2007 Daylight Savings Changes Are A Conspiracy

Betcha didn't know that Big Chocolate and Big Disposable Battery were behind the 2005 Energy Policy Act. Read about how these corporate juggernauts screwed the little man:
Mr. Downing contends that the candy lobby has a long history with Halloween and “saving” daylight. By 1986, a year of great Congressional debate on the matter, candy sales had suffered a sharp falloff as trick-or-treating was hammered by:

* Hysteria around the myth of candy poisoning
* Increased concerns about child abduction brought on by photos of missing kids on milk cartons.

“The candy makers were so desperate for this that besides lobbying for years, they went and put pumpkins filled with candy on the seat of every senator in America,” Mr. Downing said. (Senate floor security was not quite so tight in the 1980s).

Readers in the comments below were a bit skeptical about Mr. Downing’s claims. And later in the day we spoke with a representative of the candy industry, who had a very different account.

The spokesman, Lawrence T. Graham, president of the National Confectioners Association, based in Vienna, Va., said the association was, from 1982 to 1984, part of a coalition to extend Daylight Saving Time, mostly out of concern about children’s safety. But the association contributed only $200 to that effort, he said, and since then has not been active on the issue.

“For us to spend time on Capitol Hill and have meetings to get Daylight Saving Time changed — we’re not even sure it would be good for our industry,” he said in a phone interview today. “I’ve been here 15 years and we’ve never brought it up to discuss in 15 years. It’s never been a major issue for us, and it’s certainly not now.”

The association has about 600 members; most of them are small businesses, but the association also represents major candy manufacturers. Mr. Graham, who is a former Congressional staff member, said he had no idea where Mr. Downing’s story about pumpkins placed on legislators’ seats came from.

“We have never taken one pumpkin to Capitol Hill, and candy sales have never significantly decreased at Halloween, except after 9/11,” he wrote in an e-mail message.

In any event, the effort to extend daylight saving time, which also included support from retail and sports industries, was unsuccessful until 2005, when it piggybacked on the Energy Policy Act and managed to get daylight saving time extended by a month.

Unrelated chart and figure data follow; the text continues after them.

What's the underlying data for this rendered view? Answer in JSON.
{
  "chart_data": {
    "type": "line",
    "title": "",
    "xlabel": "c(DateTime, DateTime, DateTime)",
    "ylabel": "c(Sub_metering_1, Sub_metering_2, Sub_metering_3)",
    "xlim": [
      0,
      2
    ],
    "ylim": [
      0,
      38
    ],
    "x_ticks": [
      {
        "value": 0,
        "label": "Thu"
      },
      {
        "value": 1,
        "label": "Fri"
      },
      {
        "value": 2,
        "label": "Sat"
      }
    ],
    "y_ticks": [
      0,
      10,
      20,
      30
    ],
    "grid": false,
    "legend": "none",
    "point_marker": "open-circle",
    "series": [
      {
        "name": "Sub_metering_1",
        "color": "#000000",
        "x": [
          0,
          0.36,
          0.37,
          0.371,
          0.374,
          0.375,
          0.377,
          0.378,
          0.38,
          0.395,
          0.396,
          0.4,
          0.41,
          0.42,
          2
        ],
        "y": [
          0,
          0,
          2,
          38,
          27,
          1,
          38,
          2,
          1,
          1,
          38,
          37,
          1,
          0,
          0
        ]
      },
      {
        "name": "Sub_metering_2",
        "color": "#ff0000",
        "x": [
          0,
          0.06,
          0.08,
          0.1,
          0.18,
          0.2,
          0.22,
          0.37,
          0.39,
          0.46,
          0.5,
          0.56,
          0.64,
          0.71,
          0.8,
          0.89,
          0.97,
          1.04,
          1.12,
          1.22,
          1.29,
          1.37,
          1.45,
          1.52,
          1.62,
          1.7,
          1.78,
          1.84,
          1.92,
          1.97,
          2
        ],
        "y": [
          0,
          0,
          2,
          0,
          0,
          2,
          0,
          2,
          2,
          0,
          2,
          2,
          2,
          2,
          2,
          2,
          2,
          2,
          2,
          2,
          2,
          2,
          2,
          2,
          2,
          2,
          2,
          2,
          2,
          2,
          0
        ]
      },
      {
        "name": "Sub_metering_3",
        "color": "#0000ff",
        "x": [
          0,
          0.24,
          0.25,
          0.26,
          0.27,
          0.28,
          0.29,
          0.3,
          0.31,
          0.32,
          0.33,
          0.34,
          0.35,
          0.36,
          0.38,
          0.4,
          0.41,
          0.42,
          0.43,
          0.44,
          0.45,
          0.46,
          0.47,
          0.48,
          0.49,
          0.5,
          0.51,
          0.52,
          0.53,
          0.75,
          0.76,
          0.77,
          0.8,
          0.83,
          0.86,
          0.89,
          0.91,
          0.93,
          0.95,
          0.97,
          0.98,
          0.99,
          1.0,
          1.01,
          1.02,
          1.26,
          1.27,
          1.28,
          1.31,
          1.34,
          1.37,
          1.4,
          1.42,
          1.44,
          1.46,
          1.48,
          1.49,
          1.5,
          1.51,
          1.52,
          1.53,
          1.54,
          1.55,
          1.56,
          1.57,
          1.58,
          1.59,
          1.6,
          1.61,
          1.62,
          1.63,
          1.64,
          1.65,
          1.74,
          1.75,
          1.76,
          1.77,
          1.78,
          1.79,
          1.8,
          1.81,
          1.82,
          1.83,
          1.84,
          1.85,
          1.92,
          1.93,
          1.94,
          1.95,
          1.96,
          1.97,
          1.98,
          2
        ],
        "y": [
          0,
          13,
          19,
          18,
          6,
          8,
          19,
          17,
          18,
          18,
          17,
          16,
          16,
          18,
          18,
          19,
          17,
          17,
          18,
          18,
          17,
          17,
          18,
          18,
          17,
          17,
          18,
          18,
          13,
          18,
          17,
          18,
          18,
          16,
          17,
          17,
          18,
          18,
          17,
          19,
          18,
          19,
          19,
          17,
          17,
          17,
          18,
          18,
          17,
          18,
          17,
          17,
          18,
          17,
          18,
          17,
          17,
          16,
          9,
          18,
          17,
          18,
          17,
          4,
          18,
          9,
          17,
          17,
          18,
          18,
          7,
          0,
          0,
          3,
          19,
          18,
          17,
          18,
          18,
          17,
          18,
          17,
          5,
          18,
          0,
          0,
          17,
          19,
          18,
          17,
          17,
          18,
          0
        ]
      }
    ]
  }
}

But the additional month was divided up in an odd way: three extra weeks in the spring and one in the fall, just enough to cover Halloween. “That one week is a simple concession to the long-suffering candy makers and chocolate manufacturers,” Mr. Downing said.

City Room mentioned in passing how New York City’s Fire Department was running a “change your clock, change your battery” campaign that chides people to change the battery in their smoke alarms twice a year, when the time changes. (This year, the time change happens at 2 a.m. Sunday, which means an extra hour of sleep, or an extra hour of weekend fun, as the case may be.)

Mr. Downing responded, “The ‘change your battery in your smoke detector’ was an ad campaign designed by a battery company.” (Indeed, Energizer and the fire chiefs came up with the campaign 20 years ago.)